With a properly designed dual seal, major leakage from either the inner or the outer seal will be contained. With excessive leakage from the primary seal, the barrier fluid circuit pressure would become equal to the seal chamber pressure. The pressure would alarm, but if alarm was ignored for an extended period of time, the outer seal would contain process. If the alarm was further ignored, the barrier fluid cooling circuit would become contaminated with process fluid over time.
In the event of excessive leakage from the secondary containment seal, providing the inner seal is hydraulically double balanced, the inner seal would contain and seal the process fluid. 53B is perhaps the safest of all the dual seal plans with the highest degree of fault tolerance provided that the operators understand the alarm and trip philosophy and have these levels set correctly in relation to the seal chamber pressure under normal operating and fault conditions.
Sealing System Fault Tolerance Comparison
Table 1 compares typical containment seals against other typical dual seal arrangements (see page 36). Various typical scenarios are presented along with the alarm strategy that would be used and the effect of the condition. The traffic light color coding illustrates areas of concern. In particular, Table 1 focuses on a major event where the seal leakage is high (so-called catastrophic). Generally of equal importance is the prolonged integrity of the secondary sealing device since this ultimately prevents or restricts the leakage of large amounts of process fluid into the atmosphere.
In the case of containment seals, the condition of the secondary seal at the time of the primary seal’s failure—along with monitoring devices—will dictate how long containment is likely to last (if at all) and hence whether process leakage will be prevented prior to shutdown and isolation of the equipment.
Kalfrin and Gonzalez2 recommend protocols: testing containment seal integrity to detect a potential hidden failure of the outer seal. It is recommended to establish and adjust testing frequencies.
Fone and Bowden3 recommended containment seal integrity testing to be conducted on a weekly basis—such frequency would probably be impractical, however, as with any spot check testing the condition of the containment seal is only known at the point of testing.
Secondary containment seals should be operated with particular attention to control the normal primary seal process leakage collection. Operating them with an appropriate API plan as stated in API 682 is always key to ensure safe collection or disposal of the primary seal process leakage.
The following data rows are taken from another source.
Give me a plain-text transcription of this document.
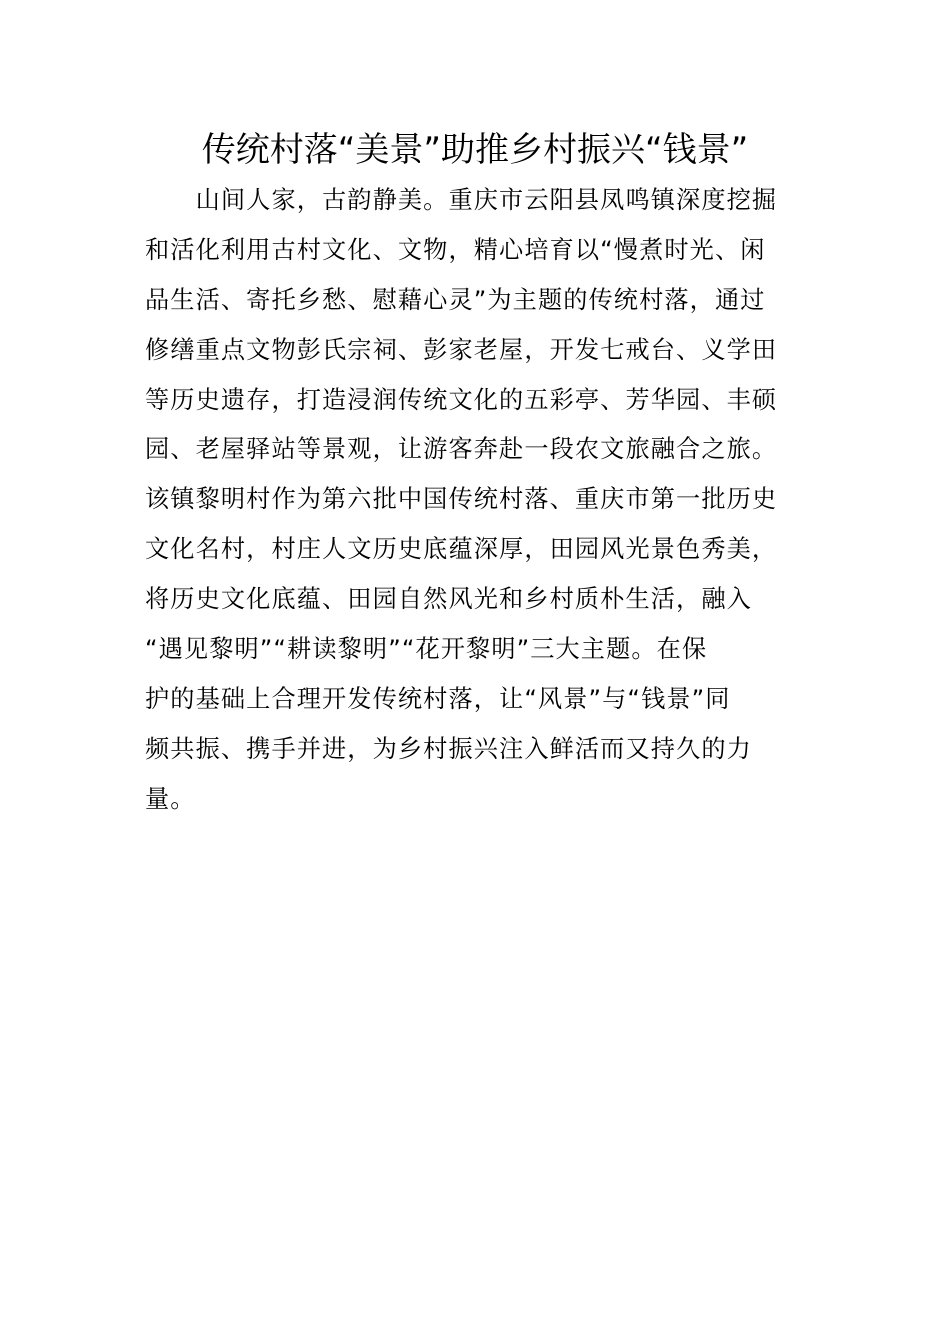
传统村落“美景”助推乡村振兴“钱景”
　　山间人家，古韵静美。重庆市云阳县凤鸣镇深度挖掘
和活化利用古村文化、文物，精心培育以“慢煮时光、闲
品生活、寄托乡愁、慰藉心灵”为主题的传统村落，通过
修缮重点文物彭氏宗祠、彭家老屋，开发七戒台、义学田
等历史遗存，打造浸润传统文化的五彩亭、芳华园、丰硕
园、老屋驿站等景观，让游客奔赴一段农文旅融合之旅。
该镇黎明村作为第六批中国传统村落、重庆市第一批历史
文化名村，村庄人文历史底蕴深厚，田园风光景色秀美，
将历史文化底蕴、田园自然风光和乡村质朴生活，融入
“遇见黎明”“耕读黎明”“花开黎明”三大主题。在保
护的基础上合理开发传统村落，让“风景”与“钱景”同
频共振、携手并进，为乡村振兴注入鲜活而又持久的力
量。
In the example case study shown, the ideal solution would be to upgrade the seal and seal support system to a dual seal with a pressurized seal support system, which would ensure the integrity of both the primary and secondary seal.
- For the purpose of clarity we have used the American Petroleum Industry standard API 682 4th Edition definition of a containment seal i.e. ‘Containment Seal – Special version of an outer seal used in Arrangement 2 and that normally operates in a vapor (gas buffer or no buffer) but will seal the process fluid for a limited time in the event of an inner seal failure’
- API 682 4th Edition
- API 682 Arrangement 2 Configurations – Considerations for Outer Seal and Support System Design. B. Kalfrin and L. Gonzalez Presented at 45th Turbomachinery & 32nd Pump Symposia. Houston, Texas, USA Sept 2016
- Bowden, P. E. Fone, C. J. Containment Seals for API 682 ISO 21049 Proceedings Of The 19th International Pump Users Symposium. 2002, Turbomachinery Laboratory pp 67-84.